Large (population > 1 million)

Medium (pop. between 250,000 – 1 million)

Small (pop. < 250,000)

“Transportation policies that deliver a variety mobility options including integrated bike paths, bus, rail, and even vanpools not only benefit the environment, but they also enrich urban life by making city attractions and neighborhoods more accessible,” said Deron Lovaas, director of Federal Transportation Policy at NRDC, in the press release. “By improving regional transportation programs we boost local economies, reduce air pollution, enhance quality of life, and even benefit public health by making walking and biking safer and more enjoyable for commuters.”

This transportation study is the second in the Smarter Cities series, which aim to inspire regions nationwide by recognizing what leading metro regions, cities and municipalities across the country are doing to make themselves more efficient and livable. To identify these leaders, the Smarter Cities team focus on one sustainability factor at a time — energy, air quality or smart growth, for example — and using quantitative and qualitative analysis, compare regions on their efforts to make themselves more sustainable.

The Smarter Cities team established a transportation sustainability factor independent from the energy and smart growth factors because of the sheer size and influence of the transportation sector. “While it’s no secret that carbon pollution has risen steadily in recent decades, increasing 27 percent between 1990 and 2007, it isn’t as well known that nearly half of that net increase has been due to increasing emissions from the transportation sector,” notes Colin Peppard, deputy director of Federal Transportation Policy at NRDC. “As a result, transportation currently accounts for 32 percent of the total carbon emissions in the United States.”
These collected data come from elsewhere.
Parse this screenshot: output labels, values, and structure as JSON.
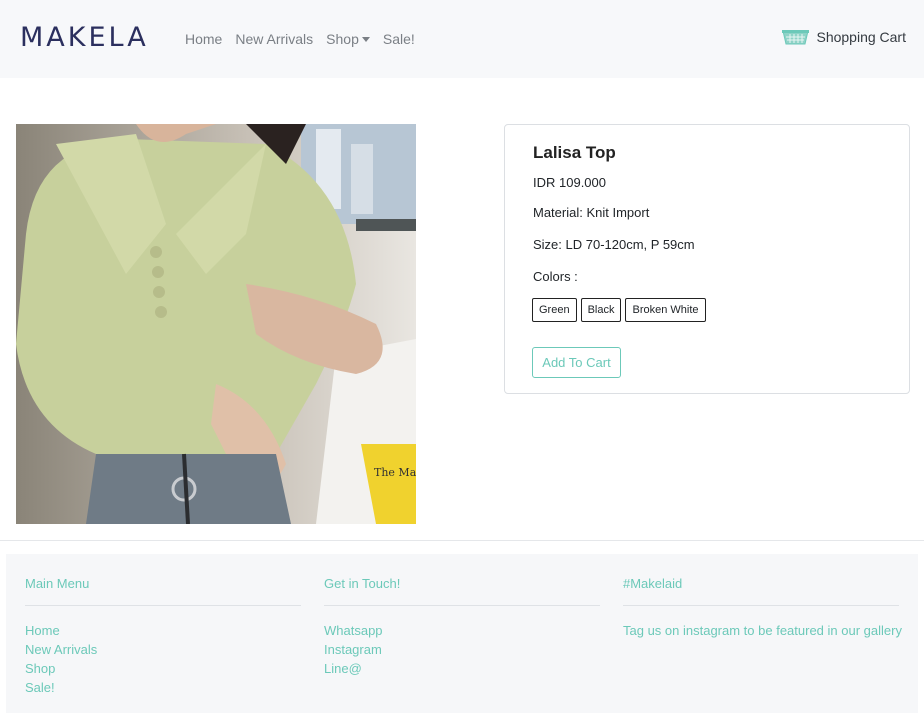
{
  "brand": {
    "logo": "MAKELA"
  },
  "nav": {
    "items": [
      "Home",
      "New Arrivals",
      "Shop",
      "Sale!"
    ],
    "cart_label": "Shopping Cart"
  },
  "product": {
    "name": "Lalisa Top",
    "price": "IDR 109.000",
    "material": "Material: Knit Import",
    "size": "Size: LD 70-120cm, P 59cm",
    "colors_label": "Colors :",
    "colors": [
      "Green",
      "Black",
      "Broken White"
    ],
    "add_to_cart": "Add To Cart",
    "photo_text": "The Ma Guide Bette"
  },
  "footer": {
    "main_menu": {
      "title": "Main Menu",
      "links": [
        "Home",
        "New Arrivals",
        "Shop",
        "Sale!"
      ]
    },
    "contact": {
      "title": "Get in Touch!",
      "links": [
        "Whatsapp",
        "Instagram",
        "Line@"
      ]
    },
    "social": {
      "title": "#Makelaid",
      "text": "Tag us on instagram to be featured in our gallery"
    }
  },
  "colors": {
    "accent": "#6cc9b9",
    "navbar_bg": "#f7f8fa",
    "footer_bg": "#f6f7f9",
    "logo": "#2b2f5e"
  },
  "icons": {
    "cart": "shopping-basket-icon",
    "dropdown": "caret-down-icon"
  }
}
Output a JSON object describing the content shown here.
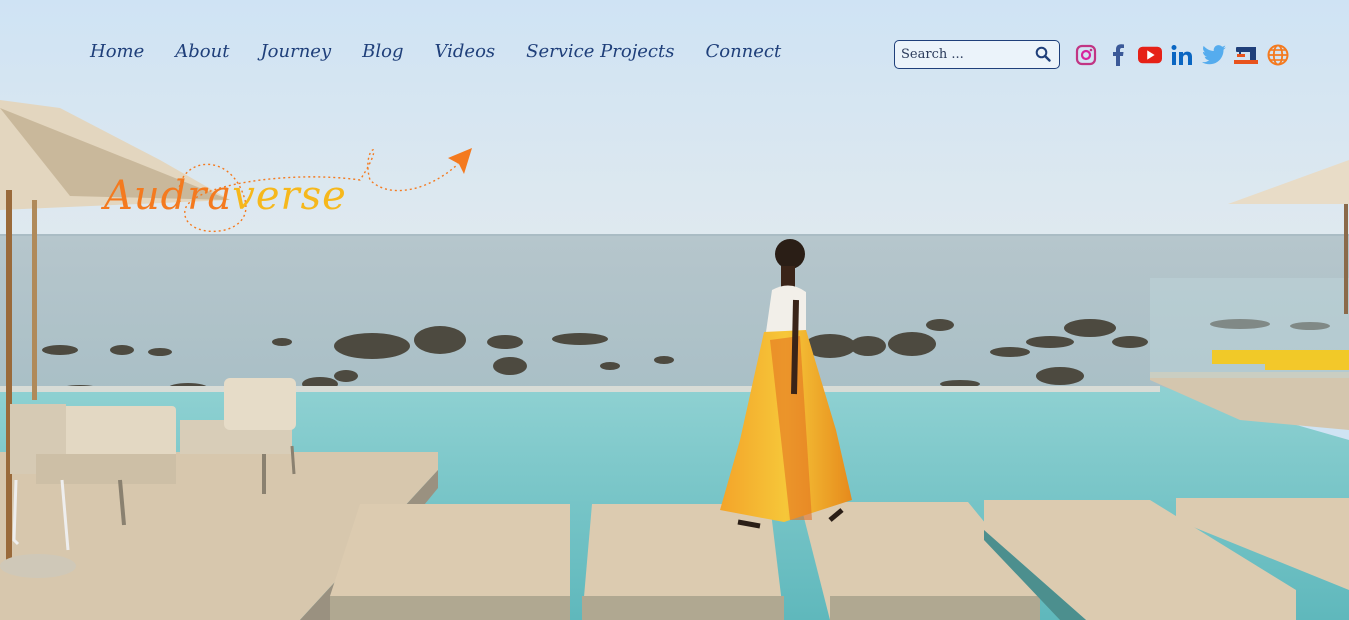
{
  "nav": {
    "items": [
      {
        "label": "Home"
      },
      {
        "label": "About"
      },
      {
        "label": "Journey"
      },
      {
        "label": "Blog"
      },
      {
        "label": "Videos"
      },
      {
        "label": "Service Projects"
      },
      {
        "label": "Connect"
      }
    ]
  },
  "search": {
    "placeholder": "Search ..."
  },
  "social": [
    "instagram-icon",
    "facebook-icon",
    "youtube-icon",
    "linkedin-icon",
    "twitter-icon",
    "sewing-machine-icon",
    "globe-icon"
  ],
  "logo": {
    "part1": "Audra",
    "part2": "verse"
  },
  "colors": {
    "nav": "#1f3f7a",
    "logo_orange": "#f47a1f",
    "logo_yellow": "#f6b81c"
  }
}
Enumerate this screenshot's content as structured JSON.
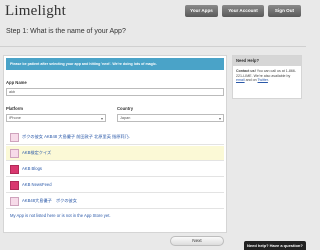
{
  "app": {
    "logo": "Limelight"
  },
  "nav": {
    "your_apps": "Your Apps",
    "your_account": "Your Account",
    "sign_out": "Sign Out"
  },
  "step": {
    "title": "Step 1: What is the name of your App?"
  },
  "notice": "Please be patient after selecting your app and hitting 'next'. We're doing lots of magic.",
  "form": {
    "app_name_label": "App Name",
    "app_name_value": "akb",
    "platform_label": "Platform",
    "platform_value": "iPhone",
    "country_label": "Country",
    "country_value": "Japan"
  },
  "results": [
    {
      "name": "ボクの彼女 AKB48 大島優子 前田敦子 北原里英 指原莉乃.",
      "icon": "app-icon",
      "highlighted": false
    },
    {
      "name": "AKB検定クイズ",
      "icon": "app-icon",
      "highlighted": true
    },
    {
      "name": "AKB Blogs",
      "icon": "akb-logo-icon",
      "highlighted": false
    },
    {
      "name": "AKB NewsFeed",
      "icon": "akb-logo-icon",
      "highlighted": false
    },
    {
      "name": "AKB48大島優子　ボクの彼女",
      "icon": "app-icon",
      "highlighted": false
    }
  ],
  "not_listed": "My App is not listed here or is not in the App Store yet.",
  "next_label": "Next",
  "help": {
    "title": "Need Help?",
    "line1_strong": "Contact us!",
    "line1_rest": " You can call us at 1-866-221-LIME. We're also available by ",
    "email": "email",
    "and_on": " and on ",
    "twitter": "Twitter",
    "period": "."
  },
  "help_tab": "Need help? Have a question?"
}
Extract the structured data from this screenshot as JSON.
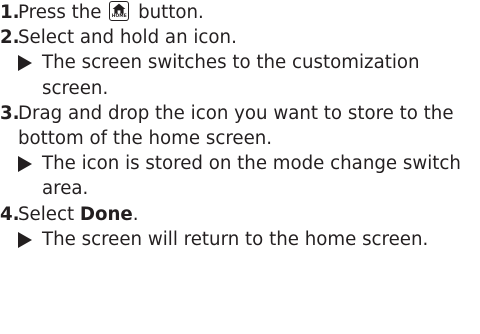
{
  "steps": [
    {
      "number": "1.",
      "text_before": "Press the ",
      "button_icon": "home-icon",
      "button_label": "HOME",
      "text_after": " button."
    },
    {
      "number": "2.",
      "text": "Select and hold an icon.",
      "result": "The screen switches to the customization screen."
    },
    {
      "number": "3.",
      "text": "Drag and drop the icon you want to store to the bottom of the home screen.",
      "result": "The icon is stored on the mode change switch area."
    },
    {
      "number": "4.",
      "text_before": "Select ",
      "bold": "Done",
      "text_after": ".",
      "result": "The screen will return to the home screen."
    }
  ],
  "colors": {
    "text": "#231f20",
    "background": "#ffffff"
  }
}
The team deliberately left out smart growth from this analysis, despite the fact that transportation and smart growth are so strongly interconnected that new domains like ‘transit-oriented development’ have emerged. “As smart growth is so significant, we thought we should treat it as its own sustainability factor,” says Paul McRandle, senior editor of Smarter Cities, “We plan to look at it next with the hopes of having our evaluation complete some time in the fall of 2011.”